Era un trozo de tierra, de tierra impaciente y ya cansada de esperar,
un solemne trozo de tierra… En su novedad
no había el menor indicio de castigo, ni siquiera de cambio de lugar.
La jarrita devino
que ayer no terminamos de beber debajo de Igdrasil
la encontramos hoy en un pequeño pedrusco herbívoro
junto al que se iniciaba un ameno camino de ciruelos.
Repusimos nuestras fuerzas y oímos que detrás de nosotros
se hacía patente la felicidad que habíamos forzado a desvanecerse
y delante de nosotros todo lo que la nostalgia tiene de duradero en el misterio…
Es cierto que aquí después anocheció un poco antes
de lo que tal vez nos fuera habitual
y sólo hoy comprendo por qué el ojo del ruiseñor
era sifilítico, como la esfera de la báscula del parque de la ciudad.

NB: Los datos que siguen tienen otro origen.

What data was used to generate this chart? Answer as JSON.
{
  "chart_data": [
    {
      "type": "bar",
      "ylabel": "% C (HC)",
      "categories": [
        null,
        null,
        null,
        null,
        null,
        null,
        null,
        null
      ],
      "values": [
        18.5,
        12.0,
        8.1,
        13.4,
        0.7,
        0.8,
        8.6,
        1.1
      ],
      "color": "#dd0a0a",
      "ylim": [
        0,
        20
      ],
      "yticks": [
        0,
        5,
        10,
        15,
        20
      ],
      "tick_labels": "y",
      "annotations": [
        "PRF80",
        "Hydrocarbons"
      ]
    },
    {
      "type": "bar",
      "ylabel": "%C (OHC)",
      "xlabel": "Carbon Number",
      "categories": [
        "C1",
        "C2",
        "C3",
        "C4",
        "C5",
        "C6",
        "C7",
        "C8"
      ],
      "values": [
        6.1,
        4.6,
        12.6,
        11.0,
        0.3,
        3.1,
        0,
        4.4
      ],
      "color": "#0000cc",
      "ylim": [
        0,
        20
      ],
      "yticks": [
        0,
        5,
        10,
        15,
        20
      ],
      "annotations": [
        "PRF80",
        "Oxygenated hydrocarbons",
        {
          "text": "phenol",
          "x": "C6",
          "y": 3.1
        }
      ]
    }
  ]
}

También es cierto que en aquel precipitado crepúsculo
no puse mi confianza en el caos:
sin embargo lo que me sorprendió fue Eva
que tras de mí se arrastraba
como consciente y culpablemente a la vez,
pisoteando algo contra el suelo…
¡Cómo hubiera podido yo pensar
en el dorado tajo de música por primera vez menstruante!